Margrethe arrived wearing an emerald green dress. In her hair, the Queen had the priceless Perlepoire Tiara with a matching necklace. Just below the necklace sat the brooch. When Margrethe stood on the steps of the Bellevue Palace in Berlin, side by side with her host, the German President, five large pear-shaped pearls dangled from the brooch’s pendant. Shortly thereafter there were suddenly only four pear-shaped pearls left.
Queen Margrethe did not notice that part of the jewellery was gone until she was told after the dinner was over. An observant person associated with the Queen’s staff is said to have observed that the pearl was lost and found the pearl shortly after.
The Danish Royal Court confirms to the Danish magazine “Billed Bladet” that the pearl fell off and was quickly found again. However, it was not put on immediately; it only happened after returning from the German visit and was done by the Danish Royal Court Jeweller.

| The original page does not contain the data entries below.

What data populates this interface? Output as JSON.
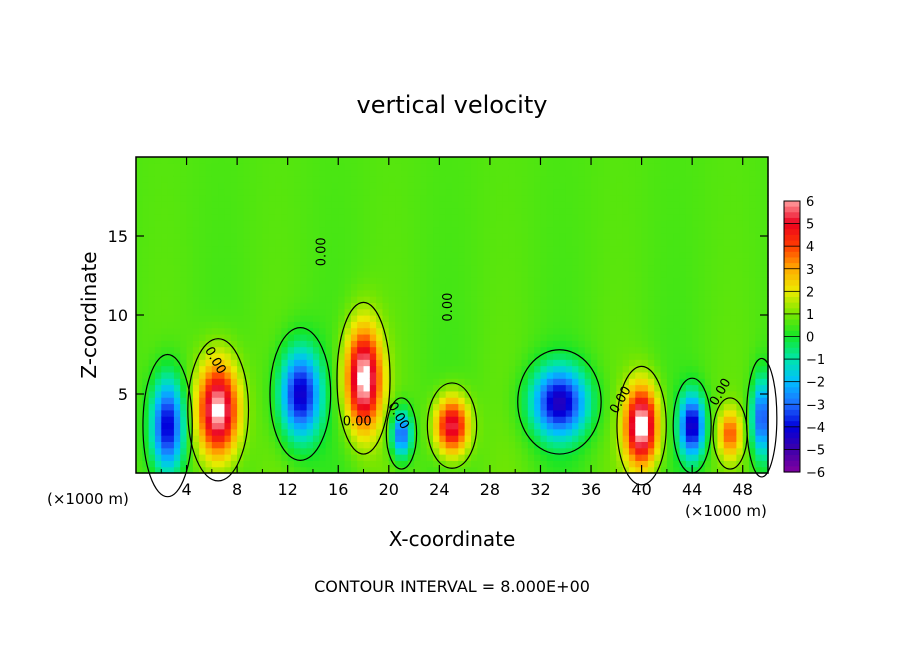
{
  "chart_data": {
    "type": "heatmap",
    "title": "vertical velocity",
    "xlabel": "X-coordinate",
    "ylabel": "Z-coordinate",
    "x_unit_left": "(×1000 m)",
    "x_unit_right": "(×1000 m)",
    "footer": "CONTOUR INTERVAL = 8.000E+00",
    "xlim": [
      0,
      50
    ],
    "ylim": [
      0,
      20
    ],
    "xticks": [
      4,
      8,
      12,
      16,
      20,
      24,
      28,
      32,
      36,
      40,
      44,
      48
    ],
    "yticks": [
      5,
      10,
      15
    ],
    "colorbar": {
      "min": -6,
      "max": 6,
      "ticks": [
        6,
        5,
        4,
        3,
        2,
        1,
        0,
        -1,
        -2,
        -3,
        -4,
        -5,
        -6
      ],
      "tick_labels": [
        "6",
        "5",
        "4",
        "3",
        "2",
        "1",
        "0",
        "−1",
        "−2",
        "−3",
        "−4",
        "−5",
        "−6"
      ]
    },
    "contour_labels": [
      "0.00",
      "0.00",
      "0.00",
      "0.00",
      "0.00",
      "0.00",
      "0.00"
    ],
    "features": [
      {
        "x": 2.5,
        "z": 3.0,
        "w": -5,
        "sx": 1.3,
        "sz": 3.0
      },
      {
        "x": 6.5,
        "z": 4.0,
        "w": 6,
        "sx": 1.6,
        "sz": 3.0
      },
      {
        "x": 13.0,
        "z": 5.0,
        "w": -5,
        "sx": 1.6,
        "sz": 2.8
      },
      {
        "x": 18.0,
        "z": 6.0,
        "w": 6,
        "sx": 1.4,
        "sz": 3.2
      },
      {
        "x": 21.0,
        "z": 2.5,
        "w": -4,
        "sx": 0.8,
        "sz": 1.5
      },
      {
        "x": 25.0,
        "z": 3.0,
        "w": 5,
        "sx": 1.3,
        "sz": 1.8
      },
      {
        "x": 33.5,
        "z": 4.5,
        "w": -5,
        "sx": 2.2,
        "sz": 2.2
      },
      {
        "x": 40.0,
        "z": 3.0,
        "w": 6,
        "sx": 1.3,
        "sz": 2.5
      },
      {
        "x": 44.0,
        "z": 3.0,
        "w": -5,
        "sx": 1.0,
        "sz": 2.0
      },
      {
        "x": 47.0,
        "z": 2.5,
        "w": 3,
        "sx": 0.9,
        "sz": 1.5
      },
      {
        "x": 49.5,
        "z": 3.5,
        "w": -4,
        "sx": 0.8,
        "sz": 2.5
      }
    ]
  }
}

Several newspapers in the Nordic nations have pointed out that this was a special mistake, as the jewellery is checked many times before use by authorised personnel precisely to prevent the old jewellery from being damaged during use.
The brooch is a part of the magnificent Danish Perlepoire jewellery set, which, in addition to the brooch, consists of a tiara, necklace and earrings. It was made for Princess Louise of the Netherlands (1828 to 1871), who was the daughter of King Friedrich Wilhelm III of Prussia. The Perlepoire jewellery set is Queen Margrethe’s private property and is part of what is called the “Royal Danish Løsørefideikommis.”
It is also possible for the Queen to take the jewellery abroad, unlike the crown jewels, which have a travel ban.